Un ejemplo de equilibrio entre ser propagandista y ser un músico creativo es Yo pisaré las calles nuevamente de Milanés. Una bellísima canción que nos transporta a Santiago de Chile, que regala una dosis de historia con la mención del Palacio de la Moneda en el golpe de Estado, ¿y por qué no? Una canción que lleva implícita quejas y consignas, pero que no llega a ser panfletaria porque los arreglos rítmicos son verdaderamente sutiles (y complejos).
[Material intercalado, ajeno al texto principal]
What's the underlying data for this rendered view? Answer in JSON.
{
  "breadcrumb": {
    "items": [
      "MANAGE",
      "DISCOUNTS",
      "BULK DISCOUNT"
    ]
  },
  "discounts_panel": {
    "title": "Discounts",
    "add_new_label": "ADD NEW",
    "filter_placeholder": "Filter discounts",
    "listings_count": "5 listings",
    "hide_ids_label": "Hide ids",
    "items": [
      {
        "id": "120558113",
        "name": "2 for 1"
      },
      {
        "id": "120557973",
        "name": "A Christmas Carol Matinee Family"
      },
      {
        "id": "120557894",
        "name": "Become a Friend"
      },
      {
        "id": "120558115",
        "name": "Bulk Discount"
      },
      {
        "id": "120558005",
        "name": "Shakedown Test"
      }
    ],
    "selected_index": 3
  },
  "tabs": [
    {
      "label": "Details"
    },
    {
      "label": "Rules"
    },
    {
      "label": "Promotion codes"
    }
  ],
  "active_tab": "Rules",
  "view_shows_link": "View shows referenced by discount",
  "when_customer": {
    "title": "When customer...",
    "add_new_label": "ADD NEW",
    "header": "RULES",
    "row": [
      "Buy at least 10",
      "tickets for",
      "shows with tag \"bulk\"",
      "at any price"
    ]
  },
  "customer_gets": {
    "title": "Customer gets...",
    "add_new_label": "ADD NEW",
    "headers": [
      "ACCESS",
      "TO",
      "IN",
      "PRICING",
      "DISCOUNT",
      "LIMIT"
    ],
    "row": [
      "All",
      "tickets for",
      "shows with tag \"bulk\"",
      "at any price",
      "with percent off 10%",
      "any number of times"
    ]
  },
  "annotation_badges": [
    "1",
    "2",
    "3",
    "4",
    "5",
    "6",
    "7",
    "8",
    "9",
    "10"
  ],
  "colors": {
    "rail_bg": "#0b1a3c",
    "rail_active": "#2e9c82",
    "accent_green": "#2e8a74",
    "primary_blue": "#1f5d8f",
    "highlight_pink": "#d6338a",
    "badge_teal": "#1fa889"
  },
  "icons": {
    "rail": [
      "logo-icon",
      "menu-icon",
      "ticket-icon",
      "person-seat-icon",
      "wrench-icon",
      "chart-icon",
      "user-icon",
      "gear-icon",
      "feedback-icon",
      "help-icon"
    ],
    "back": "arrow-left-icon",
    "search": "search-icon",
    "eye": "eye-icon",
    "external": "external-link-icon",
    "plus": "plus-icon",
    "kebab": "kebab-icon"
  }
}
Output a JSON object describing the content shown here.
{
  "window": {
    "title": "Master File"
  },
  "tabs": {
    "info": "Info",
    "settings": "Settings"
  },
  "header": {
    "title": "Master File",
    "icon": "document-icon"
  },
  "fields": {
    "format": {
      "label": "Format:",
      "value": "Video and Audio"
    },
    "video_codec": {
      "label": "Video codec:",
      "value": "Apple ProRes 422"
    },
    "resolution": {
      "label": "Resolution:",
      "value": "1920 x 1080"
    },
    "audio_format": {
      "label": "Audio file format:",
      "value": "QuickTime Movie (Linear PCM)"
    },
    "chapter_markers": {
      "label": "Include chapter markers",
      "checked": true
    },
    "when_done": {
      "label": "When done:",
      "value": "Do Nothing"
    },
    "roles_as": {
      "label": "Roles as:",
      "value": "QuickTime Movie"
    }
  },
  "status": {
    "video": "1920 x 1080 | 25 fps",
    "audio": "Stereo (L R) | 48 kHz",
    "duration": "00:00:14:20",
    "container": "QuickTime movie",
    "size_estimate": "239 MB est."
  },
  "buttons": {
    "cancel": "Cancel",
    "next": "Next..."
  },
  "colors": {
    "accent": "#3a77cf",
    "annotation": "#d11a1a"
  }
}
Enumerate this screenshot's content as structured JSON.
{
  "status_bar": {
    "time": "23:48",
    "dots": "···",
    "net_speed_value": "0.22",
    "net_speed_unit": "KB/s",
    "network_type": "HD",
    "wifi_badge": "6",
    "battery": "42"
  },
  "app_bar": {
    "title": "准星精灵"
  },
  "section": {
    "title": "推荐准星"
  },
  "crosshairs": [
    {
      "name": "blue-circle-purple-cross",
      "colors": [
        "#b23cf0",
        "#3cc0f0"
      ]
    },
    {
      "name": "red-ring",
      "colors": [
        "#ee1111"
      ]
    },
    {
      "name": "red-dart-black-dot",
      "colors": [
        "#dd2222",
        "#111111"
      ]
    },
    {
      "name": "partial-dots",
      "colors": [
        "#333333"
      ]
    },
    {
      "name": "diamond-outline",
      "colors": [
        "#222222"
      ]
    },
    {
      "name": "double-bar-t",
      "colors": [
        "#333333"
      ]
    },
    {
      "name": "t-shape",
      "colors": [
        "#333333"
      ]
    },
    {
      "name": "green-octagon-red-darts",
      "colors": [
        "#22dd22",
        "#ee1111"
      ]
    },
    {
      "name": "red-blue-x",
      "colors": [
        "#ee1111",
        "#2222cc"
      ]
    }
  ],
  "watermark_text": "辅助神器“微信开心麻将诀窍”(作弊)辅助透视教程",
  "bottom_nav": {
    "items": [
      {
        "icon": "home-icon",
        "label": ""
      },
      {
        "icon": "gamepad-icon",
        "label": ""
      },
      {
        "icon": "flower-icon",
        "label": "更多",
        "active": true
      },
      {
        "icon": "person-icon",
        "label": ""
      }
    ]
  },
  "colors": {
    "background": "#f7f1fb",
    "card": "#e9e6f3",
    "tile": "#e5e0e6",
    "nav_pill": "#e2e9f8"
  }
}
¿Qué pasó entonces con nuestros músicos?
Desde el advenimiento del rock and roll no hubo mayor logro que traducir canciones de los músicos gringos e ingleses para ser cantadas por Enrique Guzmán, Johnny Laboriel, César Costa y Alberto Vázquez.
Conforme fue pasando el tiempo y el rock maduró y se puso “macizo”, surgieron brotes asilados de ingenio y talento en los 70s y en los 80s, pero aun así nunca se ha alcanzado una verdadera identidad en nuestro rock. En este caso las fusiones vinieron a salvar la escena. Los contrastes, ya lo dije, son necesarios y alucinantes. Pero muchas veces también son motivo de decepción.
En mi opinión lo mejor que ha dado el rock mexicano fue La Revolución de Emiliano Zapata, en especial el tema Nasty sex.
Aun cuando la letra sea en inglés, es una joya en el pantano tenochca.
Es un contraste digno.
Es la gota de blanco de titanio que brincó en el manchón café.
Es una Heidi Klum caminando del brazo del negro Seal.